En couverture de l’édition hebdomadaire Argoumenti i Fakty du 21 janvier, l’Union européenne prend les traits d’un paquebot semblable au Titanic et filant droit vers un immense iceberg sculpté à l’image d’un Donald Trump impassible. “La folie des grandeurs”, titre le magazine russe, qui affirme qu’après l’intervention militaire menée par les États-Unis au Venezuela Trump engage désormais une confrontation avec l’Europe, notamment autour du dossier du Groenland.

Groenland, Danemark. Groenland, Danemark. PAUL GALLET/COURRIER INTERNATIONAL

L’article principal revient sur cette montée des tensions en donnant la parole au sénateur Konstantin Kossatchev, vice-président du Conseil de la Fédération. Il y décrit un Trump obsédé par l’idée de restaurer la domination américaine sur la scène internationale. “Il lui faut des résultats spectaculaires qui prouvent la toute-puissance des États-Unis.”

Le sénateur russe cite notamment l’opération contre le président déchu Nicolás Maduro, qui, selon lui, n’aurait pas pour but principal un changement de régime mais viserait plutôt à “assurer la domination exclusive de Washington dans le domaine énergétique”.

L’Europe, “à la périphérie du monde” actuel

Dans cette logique de puissance, le Groenland apparaît comme un autre levier stratégique. Trump, rappelle Kossatchev, s’était déjà intéressé à l’île lors de son premier mandat en tentant de l’acheter, et l’ambition n’a jamais disparu : “L’achat de territoires a fait partie de l’histoire américaine – rappelez-vous l’Alaska [vendu par la Russie en 1867] ou la Louisiane [vendue par la France en 1803]”. “L’acquisition de terres est une pratique courante dans l’histoire américaine”, affirme-t-il, ajoutant que le président américain ne fait que reprendre une idée nourrie par d’autres responsables politiques américains.

Cette tension autour du Groenland, qui avait conduit Trump à menacer d’imposer des droits de douane à plusieurs pays européens quelques jours plus tôt, a connu un rebondissement le 22 janvier, lors du Forum économique mondial, à Davos. Le président américain y a annoncé qu’un accord avait été trouvé et qu’il renonçait, pour l’heure, à ses menaces douanières contre l’Europe.

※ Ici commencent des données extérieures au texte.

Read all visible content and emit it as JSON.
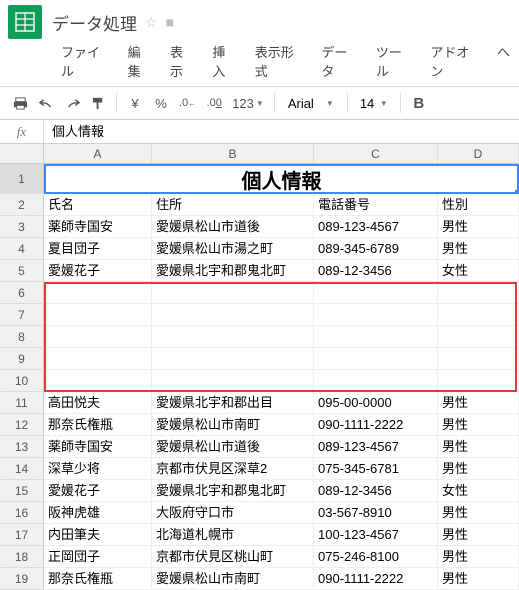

Publié avant cette déclaration, l’article d’Argoumenti i Fakty s’en prend néanmoins aux dirigeants européens, accusés de se faire des illusions sur leur propre poids face à l’Amérique de Trump. Selon Kossatchev, ceux-ci continuent de se comporter comme s’ils étaient encore au cœur d’un monde unipolaire, alors qu’“ils ne sont plus qu’à la périphérie” du monde actuel.

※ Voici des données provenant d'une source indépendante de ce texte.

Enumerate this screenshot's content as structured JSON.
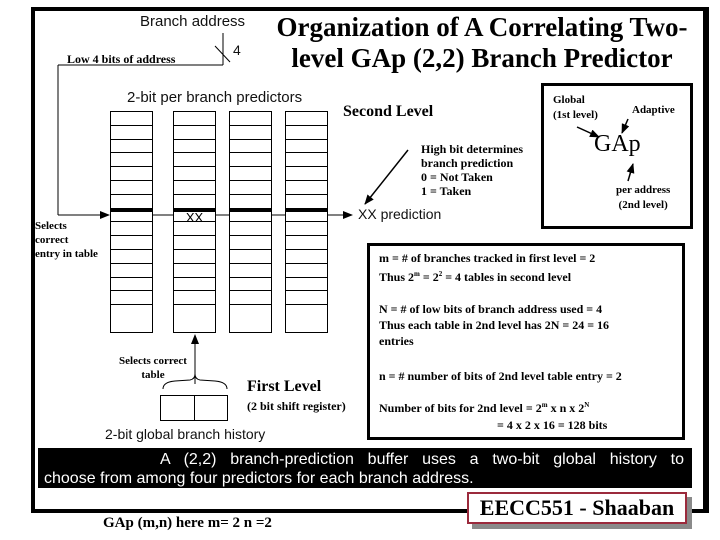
{
  "slide": {
    "title": "Organization of A Correlating Two-level GAp (2,2) Branch Predictor",
    "title_line1": "Organization of A Correlating Two-",
    "title_line2": "level GAp (2,2) Branch Predictor"
  },
  "diagram": {
    "branch_address_label": "Branch address",
    "bus_width_label": "4",
    "low_bits_label": "Low 4 bits of address",
    "predictors_label": "2-bit per branch predictors",
    "second_level_label": "Second Level",
    "selects_entry_label_lines": [
      "Selects",
      "correct",
      "entry in table"
    ],
    "selected_entry_value": "XX",
    "prediction_label": "XX prediction",
    "high_bit_note_lines": [
      "High bit determines",
      "branch prediction",
      "0  =  Not Taken",
      "1 =  Taken"
    ],
    "selects_table_label_lines": [
      "Selects correct",
      "table"
    ],
    "first_level_label": "First Level",
    "shift_register_label": "(2 bit shift register)",
    "history_label": "2-bit global branch history",
    "table_count": 4,
    "entries_per_table": 16,
    "selected_entry_index": 8,
    "selected_table_index": 1,
    "history_bits": 2
  },
  "gap_box": {
    "global_label_lines": [
      "Global",
      "(1st level)"
    ],
    "adaptive_label": "Adaptive",
    "center_label": "GAp",
    "per_address_label_lines": [
      "per address",
      "(2nd level)"
    ]
  },
  "info_box": {
    "m_line": "m =  # of  branches tracked  in first level  = 2",
    "thus_tables_prefix": "Thus  2",
    "thus_tables_sup1": "m",
    "thus_tables_mid": "  =  2",
    "thus_tables_sup2": "2",
    "thus_tables_suffix": " = 4   tables in second level",
    "n_cap_line": "N = # of low bits of branch address used  = 4",
    "thus_entries_line1": "Thus each table in 2nd level  has  2N  = 24 = 16",
    "thus_entries_line2": "entries",
    "n_line": "n =  #  number of bits of 2nd level table entry = 2",
    "bits_prefix": "Number of bits for 2nd level = 2",
    "bits_sup1": "m",
    "bits_mid": " x  n x 2",
    "bits_sup2": "N",
    "bits_result": "=  4  x  2 x  16 = 128 bits"
  },
  "caption": {
    "line1": "A (2,2) branch-prediction buffer uses a two-bit global history to",
    "line2": "choose from among four predictors for each branch address."
  },
  "footer": {
    "note": "GAp (m,n)   here   m= 2     n =2",
    "badge": "EECC551 - Shaaban",
    "badge_border_color": "#9b2a3c"
  }
}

Le sénateur russe s’inquiète enfin de l’érosion du droit international face à la politique de force menée par Washington. Forcer la main à des partenaires, menacer d’annexer un territoire, contourner la souveraineté d’un État : “C’est une violation de l’esprit du droit international, dénonce-t-il. Donald Trump ignore sans doute encore où s’arrêtent les limites du possible et se contente de procéder par essais et erreurs.”